Man hat das Gefühl, dass unter dem Deckmantel...

...der "Stärkung von Rechten" vor allem immer nur noch ein bißchen mehr für die beschäftigung der Juristenschwemme im Lande getan werden soll. Anwälte und verbohrte "Verbraucherschützer" mögen sich über solche Blüten freuen. Alle anderen eher nicht.

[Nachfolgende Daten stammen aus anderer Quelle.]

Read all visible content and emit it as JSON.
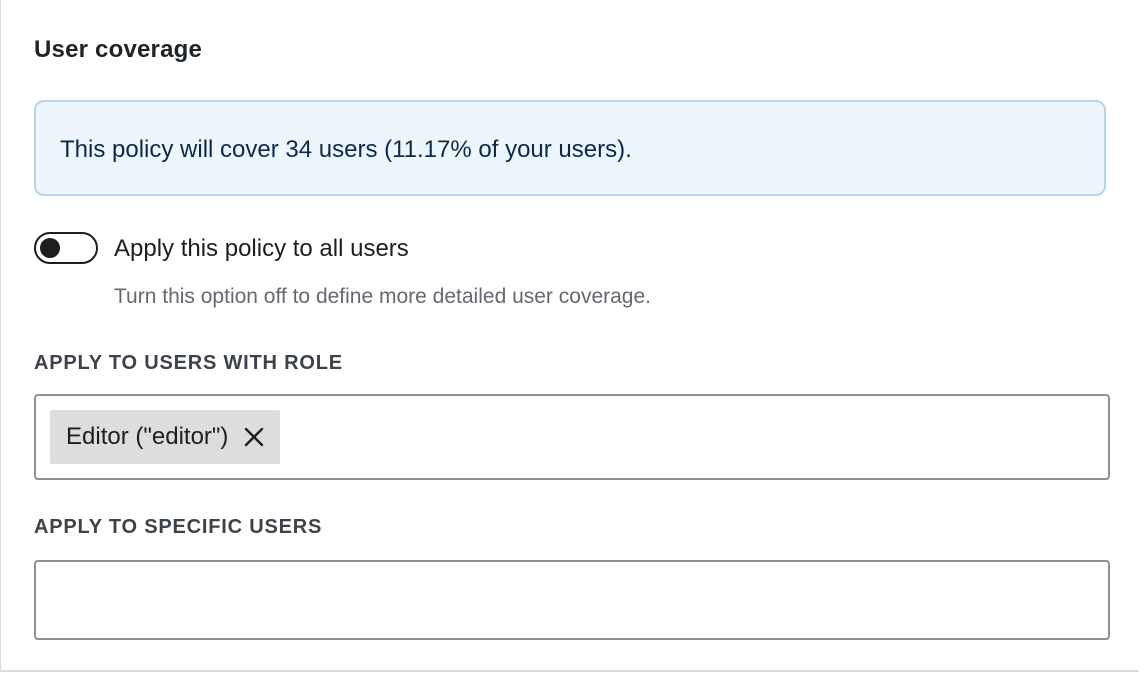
{
  "section": {
    "title": "User coverage"
  },
  "notice": {
    "text": "This policy will cover 34 users (11.17% of your users)."
  },
  "toggle": {
    "label": "Apply this policy to all users",
    "help": "Turn this option off to define more detailed user coverage.",
    "checked": false
  },
  "role_field": {
    "label": "APPLY TO USERS WITH ROLE",
    "tokens": [
      {
        "label": "Editor (\"editor\")"
      }
    ],
    "remove_icon": "close-icon"
  },
  "users_field": {
    "label": "APPLY TO SPECIFIC USERS",
    "value": "",
    "placeholder": ""
  },
  "colors": {
    "notice_bg": "#eef6fd",
    "notice_border": "#b6d3ea",
    "token_bg": "#dddddd",
    "toggle": "#1e1e1e"
  }
}
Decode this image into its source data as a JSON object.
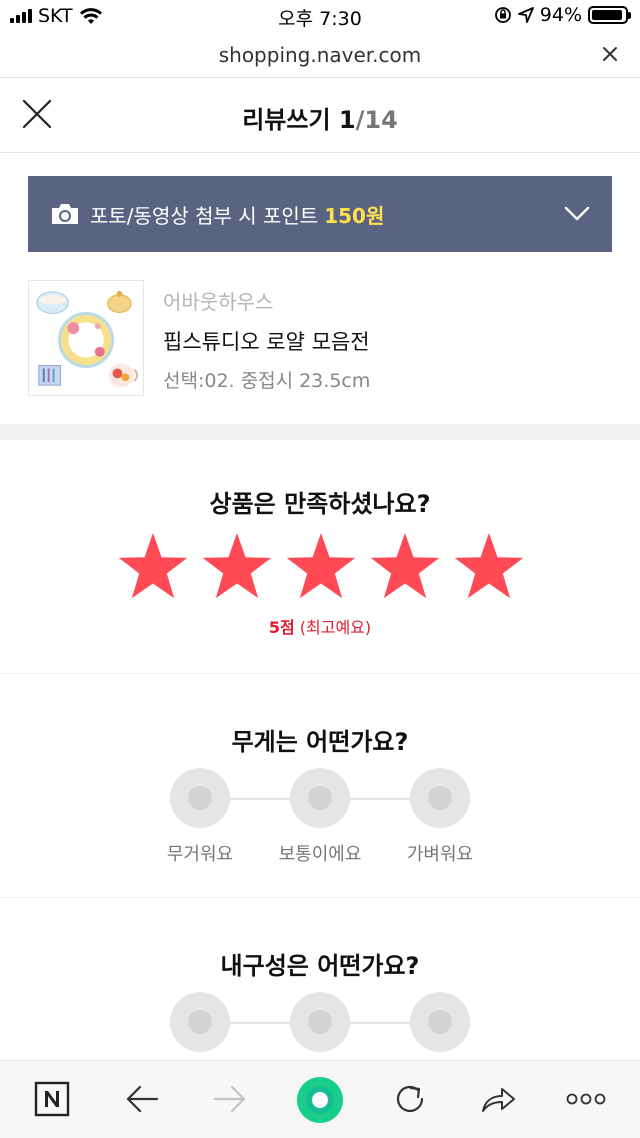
{
  "status_bar": {
    "carrier": "SKT",
    "time": "오후 7:30",
    "battery": "94%",
    "battery_level": 0.94
  },
  "url_bar": {
    "url": "shopping.naver.com"
  },
  "header": {
    "title": "리뷰쓰기",
    "current": "1",
    "total": "/14"
  },
  "banner": {
    "text": "포토/동영상 첨부 시 포인트",
    "points": "150원",
    "bg_color": "#5a6482",
    "points_color": "#ffe14d"
  },
  "product": {
    "brand": "어바웃하우스",
    "name": "핍스튜디오 로얄 모음전",
    "option": "선택:02. 중접시 23.5cm"
  },
  "rating": {
    "question": "상품은 만족하셨나요?",
    "stars_filled": 5,
    "stars_total": 5,
    "score": "5점",
    "score_desc": "(최고예요)",
    "star_color": "#ff4a55"
  },
  "weight_question": {
    "question": "무게는 어떤가요?",
    "options": [
      "무거워요",
      "보통이에요",
      "가벼워요"
    ]
  },
  "durability_question": {
    "question": "내구성은 어떤가요?"
  },
  "toolbar": {
    "items": [
      "naver-home",
      "back",
      "forward",
      "green-dot",
      "reload",
      "share",
      "more"
    ]
  }
}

Für die Zusammenarbeit von Patienten und Ärzten sowie für die Gesundheit der Bevölkerung insgesamt bringt das alles jedenfalls gar nichts. Eher insgesamt eine Verschlechterung der ärztlichen Arbeit durch immer mehr Auflagen und immer weniger Zeit am Patienten und damit insgesamt (wie so vieles in der überbordenden Bürokratie unserer Tage) eine Verschlechterung der Qualitöt des Gesundheitswesens insgesamt. Die Bürokratieauswüchse der GKVen lassen grüßen...

Viele Grüße
S.
Avatar #661789
am Mittwoch, 13. März 2013 um 18:05

4 Augenprinzip

ich finde man soll dem Patienten auch Kopie der Laborwerte, des EKGs und der Röntgenbilder unaufgefordert mitgeben, postop ebenfalls das Narkoseprotokoll und den Überwachungsbogen. Der Patient kann dies dann von seinem Anwalt später prüfen lassen und vielleicht kann dieser ja ein Fehler entdecken und den Arzt verklagen. Die Ärzte haben ja viel Geld und es schadet nicht, wenn sie ein bisschen davon etwas abgeben. Schließlich haben wir alle für deren Ausbildung bezahlt und deren Studium mit Steuergeldern subventioniert.
Um die Patientensicherheit noch zu erhöhen, schlage ich vor, das 4 Augenprinzip!
das heißt: jede medizinische Entscheidung muss von mindestens 2 Ärzten bestätigt werden, schriftlich versteht sich. Somit kann man sicher sein, dass die dummen Chirurgen ja gar kein falsches Medikament verordnen oder gar eine falsche Diagnose stellen. Wir haben ja letztendlich viele qualifizierte Fachärzte und sie haben nur wenig zu tun, außer mit den Schwestern zu quatschen und mit teuren Autos durch die Innenstädte zu rasen. Ich finde die Ärzte im Allgemeinen und die Chirurgen im Besonderen machen viele Fehler, dies kann überall in den Medien lesen und man muss sie aufs Schärfste kontrollieren. Schließlich ist es nicht wie bei den Banken oder bei den Politikern, es geht dort nur um Geld nicht um Menschen.